The heat, the booze and the MDMA had leeched my serotonin levels. Watching such a film nearly sent me into an existential crisis.
I take it back.
It wasn’t an a-ha moment. I imagine a-ha moments to be profound.
Life changing, earth shattering.
This was more or less a combination of dehydration and depression. I remember sinking back into my theater seat, tears streaming down my cheeks knowing in my heart…
This isn’t my life.
The story ends there, for now.
It wasn’t THE a-ha moment but rather an a-ha glimmer. Not the first, not the last, but a memorable mark of many.
So many times throughout my life had those glimmers. As a child I would lay in bed, listening to the music coming from my mother’s room get louder which meant 1 of 2 things.

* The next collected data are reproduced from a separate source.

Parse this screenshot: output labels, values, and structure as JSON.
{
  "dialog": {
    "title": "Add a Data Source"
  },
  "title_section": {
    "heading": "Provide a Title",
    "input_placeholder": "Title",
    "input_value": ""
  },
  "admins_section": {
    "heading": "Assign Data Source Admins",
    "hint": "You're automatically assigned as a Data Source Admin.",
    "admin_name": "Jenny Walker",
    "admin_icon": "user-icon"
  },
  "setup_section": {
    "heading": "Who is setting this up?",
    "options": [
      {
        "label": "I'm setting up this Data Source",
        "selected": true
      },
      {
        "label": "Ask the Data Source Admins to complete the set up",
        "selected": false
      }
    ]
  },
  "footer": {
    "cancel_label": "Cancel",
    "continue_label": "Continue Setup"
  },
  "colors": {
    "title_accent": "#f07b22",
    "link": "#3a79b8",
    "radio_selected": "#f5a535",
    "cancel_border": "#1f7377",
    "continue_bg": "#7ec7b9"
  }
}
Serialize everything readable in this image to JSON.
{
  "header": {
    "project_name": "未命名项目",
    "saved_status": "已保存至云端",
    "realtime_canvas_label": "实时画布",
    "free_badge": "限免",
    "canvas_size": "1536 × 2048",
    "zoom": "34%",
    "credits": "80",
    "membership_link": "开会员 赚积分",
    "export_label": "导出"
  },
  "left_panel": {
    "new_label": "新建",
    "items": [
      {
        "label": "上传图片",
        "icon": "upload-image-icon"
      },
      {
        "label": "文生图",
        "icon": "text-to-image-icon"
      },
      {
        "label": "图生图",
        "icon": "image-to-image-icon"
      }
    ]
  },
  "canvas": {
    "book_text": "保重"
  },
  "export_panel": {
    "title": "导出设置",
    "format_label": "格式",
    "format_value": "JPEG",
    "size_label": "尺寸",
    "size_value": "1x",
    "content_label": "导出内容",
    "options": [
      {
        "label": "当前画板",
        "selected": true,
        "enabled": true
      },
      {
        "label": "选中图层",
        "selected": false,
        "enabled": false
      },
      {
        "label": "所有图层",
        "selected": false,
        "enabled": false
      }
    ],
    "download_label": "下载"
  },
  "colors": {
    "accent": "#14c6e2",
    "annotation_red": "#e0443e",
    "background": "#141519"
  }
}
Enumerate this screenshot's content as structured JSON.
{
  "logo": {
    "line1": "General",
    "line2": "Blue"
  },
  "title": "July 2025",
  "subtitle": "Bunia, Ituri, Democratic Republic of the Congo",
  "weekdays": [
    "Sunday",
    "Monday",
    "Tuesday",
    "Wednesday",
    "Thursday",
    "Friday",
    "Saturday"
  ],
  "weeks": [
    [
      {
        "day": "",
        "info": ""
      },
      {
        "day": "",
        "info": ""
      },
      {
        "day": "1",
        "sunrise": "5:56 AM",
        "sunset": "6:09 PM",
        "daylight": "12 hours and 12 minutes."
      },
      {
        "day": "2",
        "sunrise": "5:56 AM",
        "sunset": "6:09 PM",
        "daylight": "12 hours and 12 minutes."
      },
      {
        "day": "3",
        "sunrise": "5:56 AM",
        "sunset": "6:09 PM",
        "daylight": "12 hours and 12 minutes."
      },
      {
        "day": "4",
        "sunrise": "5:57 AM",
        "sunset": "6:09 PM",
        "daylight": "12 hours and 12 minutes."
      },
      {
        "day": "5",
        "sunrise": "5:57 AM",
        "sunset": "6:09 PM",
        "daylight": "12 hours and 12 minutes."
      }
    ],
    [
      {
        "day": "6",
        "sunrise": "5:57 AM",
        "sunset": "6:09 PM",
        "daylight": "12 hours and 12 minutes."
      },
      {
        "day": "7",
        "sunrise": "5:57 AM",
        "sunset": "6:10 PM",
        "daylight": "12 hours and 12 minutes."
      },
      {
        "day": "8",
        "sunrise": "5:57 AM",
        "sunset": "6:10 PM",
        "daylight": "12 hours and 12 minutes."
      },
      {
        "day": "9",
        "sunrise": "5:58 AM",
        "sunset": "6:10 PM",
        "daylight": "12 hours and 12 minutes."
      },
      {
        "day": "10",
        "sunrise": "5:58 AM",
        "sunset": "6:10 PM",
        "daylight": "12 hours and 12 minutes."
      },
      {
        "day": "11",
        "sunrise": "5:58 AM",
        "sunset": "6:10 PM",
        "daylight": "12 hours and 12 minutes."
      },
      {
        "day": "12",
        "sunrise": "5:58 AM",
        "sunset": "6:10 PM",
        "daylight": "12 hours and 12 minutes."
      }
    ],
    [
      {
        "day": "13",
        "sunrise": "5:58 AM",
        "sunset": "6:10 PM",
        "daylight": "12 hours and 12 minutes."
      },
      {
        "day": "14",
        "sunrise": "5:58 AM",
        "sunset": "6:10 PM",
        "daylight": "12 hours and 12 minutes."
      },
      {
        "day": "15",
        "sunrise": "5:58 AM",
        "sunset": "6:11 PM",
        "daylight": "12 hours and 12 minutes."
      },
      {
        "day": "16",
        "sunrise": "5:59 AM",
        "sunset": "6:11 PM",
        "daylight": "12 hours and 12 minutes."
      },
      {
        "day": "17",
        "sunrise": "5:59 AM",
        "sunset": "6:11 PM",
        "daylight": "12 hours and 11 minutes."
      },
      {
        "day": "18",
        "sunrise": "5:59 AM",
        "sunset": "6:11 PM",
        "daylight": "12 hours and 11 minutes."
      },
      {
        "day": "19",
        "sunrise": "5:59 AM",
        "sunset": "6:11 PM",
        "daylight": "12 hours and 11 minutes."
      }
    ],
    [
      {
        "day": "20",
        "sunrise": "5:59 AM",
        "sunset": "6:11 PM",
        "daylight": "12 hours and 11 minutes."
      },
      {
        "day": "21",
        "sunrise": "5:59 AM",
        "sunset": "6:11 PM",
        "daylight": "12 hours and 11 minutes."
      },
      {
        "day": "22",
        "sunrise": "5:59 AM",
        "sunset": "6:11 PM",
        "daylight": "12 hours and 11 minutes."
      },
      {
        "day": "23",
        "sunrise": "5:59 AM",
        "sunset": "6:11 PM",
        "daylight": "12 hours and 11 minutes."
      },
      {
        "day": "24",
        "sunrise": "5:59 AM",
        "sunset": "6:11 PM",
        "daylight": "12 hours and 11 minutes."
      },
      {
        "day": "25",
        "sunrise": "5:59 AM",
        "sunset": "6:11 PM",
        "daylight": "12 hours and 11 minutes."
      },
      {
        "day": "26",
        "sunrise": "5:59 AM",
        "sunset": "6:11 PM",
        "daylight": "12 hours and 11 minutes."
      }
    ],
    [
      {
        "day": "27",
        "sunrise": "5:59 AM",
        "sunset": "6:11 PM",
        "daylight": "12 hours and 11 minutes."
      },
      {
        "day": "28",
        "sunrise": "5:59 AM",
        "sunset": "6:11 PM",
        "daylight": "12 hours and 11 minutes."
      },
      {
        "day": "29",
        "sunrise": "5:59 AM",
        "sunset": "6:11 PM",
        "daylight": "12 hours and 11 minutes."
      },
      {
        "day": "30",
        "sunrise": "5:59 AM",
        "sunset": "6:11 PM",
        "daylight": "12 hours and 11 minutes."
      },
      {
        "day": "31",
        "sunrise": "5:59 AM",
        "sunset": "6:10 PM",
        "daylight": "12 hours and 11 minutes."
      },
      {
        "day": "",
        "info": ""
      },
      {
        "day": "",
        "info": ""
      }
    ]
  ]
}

Drugs or strange men, often times both.
I would lie there, the blankets up over my head and know that that life didn’t belong to me.
When I was a teenager, long before I discovered the know-how or impact of self-love, I would stare down at my naked body. It was riddled with fresh wounds and healing scabs from physically harming myself. It was abused by men and mistreated by me and the drugs, booze and food I used to stuff my feelings. I knew that I was living in a body that wasn’t meant to be mine. I was uncomfortable in it, physically and spiritually. I often times looked into the mirror and saw something completely different.
As an adult, as my career moved forward it felt good but I still felt I was missing something. Once I got pregnant with Scarlett and after I held her for the first time, I knew that a corporate lifestyle wasn’t meant for me. I felt a longing in my stomach and a tugging on my heart. I was making more money than I ever had before and still I felt lack.
I had spent countless hours and days daydreaming. Imagining myself in certain places, feeling a certain way, looking like I wanted to look, loving myself entirely.
One day, it made sense and I thought to myself, “why not”? Why not me? Why not my family? Why not have, see, do and feel everything I want to. What’s stopping me?
I did two things. I took action and I kept the faith. Truth is, everything I’ve done I’ve literally leaped into head first. I gave myself a year to transform my body, my head and my heart.
I vowed to myself I would fix my relationship with food.
I started a business serving people and I left a career I was no longer in love with. I fell in love with myself and the life I was building for my family and I.
The decision I made to get my certification in nutrition through Precision Nutrition came naturally. I gravitated towards helping women and mothers going through the same struggles I had and I wanted to show through my experiences all of the possibilities.
Losing almost 100 pounds hasn’t been easy.
Starting a business wasn’t easy.
Leaving a comfortable and stable career wasn’t easy.
Being a mother, entrepreneur and getting my certification wasn’t easy.
But they were all the best decisions I’ve ever made.
I ask you, what is serving you in your life right now that you can create more of? Also, what is no longer serving you? Sit with that today. Make a list, get intentional and really figure out what’s lighting your fire. Ain’t got no fire? You better ignite one.